Isso foi alterado no finalzinho do segundo Império com a inauguração da ferrovia, que ligava Ouro Preto à corte no Rio de Janeiro. Foi o princípio do declínio da atividade tropeira, passando, então, os trilhos a se constituir em eixo do desenvolvimento econômico.

Para aumentar a desdita dos cachoeirenses, a ferrovia ficou longe do núcleo urbano do distrito, atravessando pequena faixa, em sua extremidade sul, onde se localizava a estação Dom Bosco. O governo mineiro, nos primeiros anos da República, prometeu por meio de Lei trazer um ramal desde a estação Dom Bosco até o núcleo urbano, mas, para variar, ficou só na promessa. Ainda assim, a economia local reagiu, acompanhando as novas tendências. A transformação de couro de forma individualizada foi, gradativamente, sendo abandonada por muitos do ofício, o que talvez tenha chamado a atenção de empreendedor que, aproveitando profissionais restantes em torno do couro, montou pequena indústria de calçados e artigos para tropa e montaria. Cachoeira do Campo, que até então vivia à luz do lampião e lamparina, precisou de energia para mover as máquinas da indústria projetada. Constituiu-se, então, a empresa local geradora de eletricidade.

Algumas gerações se sucederam com base na nova economia, um misto de agricultura familiar, a pequena indústria de calçados e diversas oficinas do mesmo ramo, de consertos, mas que também fabricavam. Finalmente, a expansão industrial, implantação da indústria automobilística e formação de grandes conglomerados econômicos mataram, de vez, a economia local, assim como a de muitas outras pequenas cidades brasileiras. Cachoeira do Campo passou pela estagnação, por algum tempo e, se a chegada da ferrovia reduziu negócios com o couro, a rodovia, já federalizada, trouxe novo alento, ao estimular o desenvolvimento do comércio que, nesta fase, ainda muito necessita de aprimoramento na relação com o consumidor, sobretudo mediante funcionários bem treinados.

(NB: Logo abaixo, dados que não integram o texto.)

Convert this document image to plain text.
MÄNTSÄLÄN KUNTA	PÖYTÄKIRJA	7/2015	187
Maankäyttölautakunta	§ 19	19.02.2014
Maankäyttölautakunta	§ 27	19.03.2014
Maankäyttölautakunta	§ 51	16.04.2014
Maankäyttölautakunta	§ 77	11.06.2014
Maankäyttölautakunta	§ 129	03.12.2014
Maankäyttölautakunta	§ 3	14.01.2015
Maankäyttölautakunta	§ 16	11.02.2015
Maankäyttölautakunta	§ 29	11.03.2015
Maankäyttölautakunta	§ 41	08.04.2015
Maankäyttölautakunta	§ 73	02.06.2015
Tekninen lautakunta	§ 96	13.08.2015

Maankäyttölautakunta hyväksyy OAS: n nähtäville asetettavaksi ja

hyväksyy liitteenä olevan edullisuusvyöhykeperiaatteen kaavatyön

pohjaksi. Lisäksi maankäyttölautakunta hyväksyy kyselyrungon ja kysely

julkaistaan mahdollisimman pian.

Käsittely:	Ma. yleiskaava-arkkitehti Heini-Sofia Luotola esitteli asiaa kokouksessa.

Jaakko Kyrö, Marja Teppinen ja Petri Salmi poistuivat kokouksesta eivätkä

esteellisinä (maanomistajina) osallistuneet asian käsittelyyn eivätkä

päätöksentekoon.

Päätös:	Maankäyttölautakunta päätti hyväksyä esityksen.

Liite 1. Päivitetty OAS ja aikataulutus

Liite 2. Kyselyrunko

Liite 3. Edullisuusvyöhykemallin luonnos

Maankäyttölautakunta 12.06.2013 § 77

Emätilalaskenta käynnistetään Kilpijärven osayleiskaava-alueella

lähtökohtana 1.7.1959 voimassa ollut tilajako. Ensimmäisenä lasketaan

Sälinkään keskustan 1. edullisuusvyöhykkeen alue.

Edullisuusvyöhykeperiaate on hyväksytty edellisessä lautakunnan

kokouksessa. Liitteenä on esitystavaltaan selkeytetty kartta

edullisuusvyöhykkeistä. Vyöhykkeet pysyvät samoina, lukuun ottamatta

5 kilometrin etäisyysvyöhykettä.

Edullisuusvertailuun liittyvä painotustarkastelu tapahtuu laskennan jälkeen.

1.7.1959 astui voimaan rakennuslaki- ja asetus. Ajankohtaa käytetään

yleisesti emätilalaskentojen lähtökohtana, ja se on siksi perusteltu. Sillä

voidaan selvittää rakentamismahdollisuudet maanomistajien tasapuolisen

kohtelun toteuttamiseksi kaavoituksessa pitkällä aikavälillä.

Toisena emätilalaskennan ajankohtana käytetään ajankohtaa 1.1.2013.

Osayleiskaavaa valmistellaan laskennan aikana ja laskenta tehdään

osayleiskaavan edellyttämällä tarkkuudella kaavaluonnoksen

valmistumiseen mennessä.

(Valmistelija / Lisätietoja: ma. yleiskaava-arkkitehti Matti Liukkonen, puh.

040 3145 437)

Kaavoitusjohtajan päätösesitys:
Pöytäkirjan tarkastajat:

É verdade que, como em outros pontos do país, muitos tenham que se deslocar para o trabalho em outras localidades, mas não se pode dizer que aqui não há vida econômica própria. Observa-se, entretanto, uma curiosidade na procedência das iniciativas externas, das quais pouca ou nenhuma vinda do distrito sede-municipal, onde ainda prevalece o ranço preconceituoso contra o que se situa fora dos muros (roça) da chamada cidade. Exemplo mais recente e destacado configura-se na expansão de grande supermercado, que abriu loja em outros dois municípios diferentes, gerando empregos e receita para estes, quando uma daquelas poderia ter sido instalada em Cachoeira do Campo. Felizmente, o que os de casa desdenham, considerando inservível, pode ser o grande negócio para o vizinho que, dotado de maior visão comercial, avalia fatores de natureza mais profunda, desconsiderando detalhes superficiais. É assim que, de Itabirito, muitas iniciativas têm aqui se firmado e outro tanto aguarda a sua oportunidade, enquanto empreendedores do distrito sede-municipal nos colocam no último lugar das suas opções. Sob a nova perspectiva econômica, Cachoeira do Campo avança no século vinte um, embora a necessitar de muito aprimoramento no trato com o consumidor, figura mais importante do processo comercial.